Zastanawiałem się nad datą, kiedy to osiągnę, udało się po 4 miesiącach. Fajne uczucie ogrania człowieka jak coś osiąga, ile motywacji ma w sobie, chęci, mogę góry przenosić. Tak na temat witalności i sił wewnętrznych odkąd mam mniej kilogramów i mniej balastu w brzuchu kręcę przez 18 godzin i padam po tym czasie jak by ktoś wyjął mnie baterie. Następnego dnia od nowa, zsuwam jak nakręcony, przed dietą było odwrotnie.
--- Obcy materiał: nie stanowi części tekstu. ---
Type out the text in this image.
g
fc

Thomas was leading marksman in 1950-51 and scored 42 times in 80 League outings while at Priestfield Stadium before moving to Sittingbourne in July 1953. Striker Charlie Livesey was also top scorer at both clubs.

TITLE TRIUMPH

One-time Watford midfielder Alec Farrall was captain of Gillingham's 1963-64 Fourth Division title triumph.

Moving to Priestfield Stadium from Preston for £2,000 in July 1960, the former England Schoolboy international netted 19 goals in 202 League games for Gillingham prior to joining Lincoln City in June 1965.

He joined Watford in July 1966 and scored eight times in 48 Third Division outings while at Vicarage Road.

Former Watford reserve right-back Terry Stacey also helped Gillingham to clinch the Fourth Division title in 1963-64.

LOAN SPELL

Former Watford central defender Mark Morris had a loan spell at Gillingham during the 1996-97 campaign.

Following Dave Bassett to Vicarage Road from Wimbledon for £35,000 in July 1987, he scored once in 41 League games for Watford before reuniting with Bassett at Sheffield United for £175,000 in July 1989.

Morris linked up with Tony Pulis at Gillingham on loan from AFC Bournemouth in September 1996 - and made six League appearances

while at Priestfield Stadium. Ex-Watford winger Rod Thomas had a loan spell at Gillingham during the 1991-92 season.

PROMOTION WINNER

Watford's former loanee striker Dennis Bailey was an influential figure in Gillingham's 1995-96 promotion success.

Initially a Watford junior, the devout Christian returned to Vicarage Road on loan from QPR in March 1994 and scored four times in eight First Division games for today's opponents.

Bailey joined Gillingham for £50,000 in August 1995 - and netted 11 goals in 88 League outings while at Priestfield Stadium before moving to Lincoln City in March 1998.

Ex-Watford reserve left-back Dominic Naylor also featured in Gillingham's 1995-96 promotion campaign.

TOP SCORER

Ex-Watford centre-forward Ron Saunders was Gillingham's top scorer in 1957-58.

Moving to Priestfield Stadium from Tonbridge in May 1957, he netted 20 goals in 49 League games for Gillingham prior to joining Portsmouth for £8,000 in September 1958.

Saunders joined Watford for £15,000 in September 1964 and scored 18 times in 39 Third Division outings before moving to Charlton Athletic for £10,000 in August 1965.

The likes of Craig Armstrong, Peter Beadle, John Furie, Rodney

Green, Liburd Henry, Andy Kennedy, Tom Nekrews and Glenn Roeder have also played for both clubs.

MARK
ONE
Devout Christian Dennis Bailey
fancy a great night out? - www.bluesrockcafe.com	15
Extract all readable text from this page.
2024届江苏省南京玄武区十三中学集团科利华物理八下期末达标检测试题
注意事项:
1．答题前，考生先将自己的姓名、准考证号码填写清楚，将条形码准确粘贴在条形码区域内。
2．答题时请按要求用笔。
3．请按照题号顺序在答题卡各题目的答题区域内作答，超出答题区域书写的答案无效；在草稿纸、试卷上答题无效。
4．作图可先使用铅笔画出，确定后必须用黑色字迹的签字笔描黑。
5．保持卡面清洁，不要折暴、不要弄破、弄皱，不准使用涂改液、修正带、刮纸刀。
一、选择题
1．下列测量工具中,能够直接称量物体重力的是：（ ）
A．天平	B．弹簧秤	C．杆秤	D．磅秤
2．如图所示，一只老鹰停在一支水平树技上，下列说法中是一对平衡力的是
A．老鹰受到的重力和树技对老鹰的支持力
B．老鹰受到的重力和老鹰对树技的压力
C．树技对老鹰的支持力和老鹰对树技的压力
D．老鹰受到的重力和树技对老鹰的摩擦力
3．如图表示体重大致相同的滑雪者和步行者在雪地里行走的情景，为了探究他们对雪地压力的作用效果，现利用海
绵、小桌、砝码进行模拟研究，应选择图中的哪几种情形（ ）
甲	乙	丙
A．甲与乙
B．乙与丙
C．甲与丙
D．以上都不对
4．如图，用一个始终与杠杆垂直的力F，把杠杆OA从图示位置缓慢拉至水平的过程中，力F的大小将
Spałem ile mogłem, unikałem ćwiczeń i w ogóle wyglądałem jak karykatura własnej osoby.
Zmieniając temat dzisiaj byłem popołudniu w kinie z Kasią na „Afonia i pszczoły”. Kolejny film po którym wychodząc z kina jest o czym rozmawiać i zastanawiać się nad losem człowieka. Kino malujące miękkie obrazy by za chwilę pokazać swój pazur. Jest tu pokazany romans trudny w swoim wyborze i piękne sceny z zapaśnictwa. Twardość walki i hart ducha ukazują z jaką siłą maja się ku sobie kochankowie. Zaznaczam film chwilami trudny w odbiorze. Film mija jak jedna minuta. Polecam.
Tydzień uciekał, że nawet nie pamiętam kiedy był poniedziałek.
Mogę odtrąbić HIP HIP HURA: 20kg mniej od 21 marca 2009r.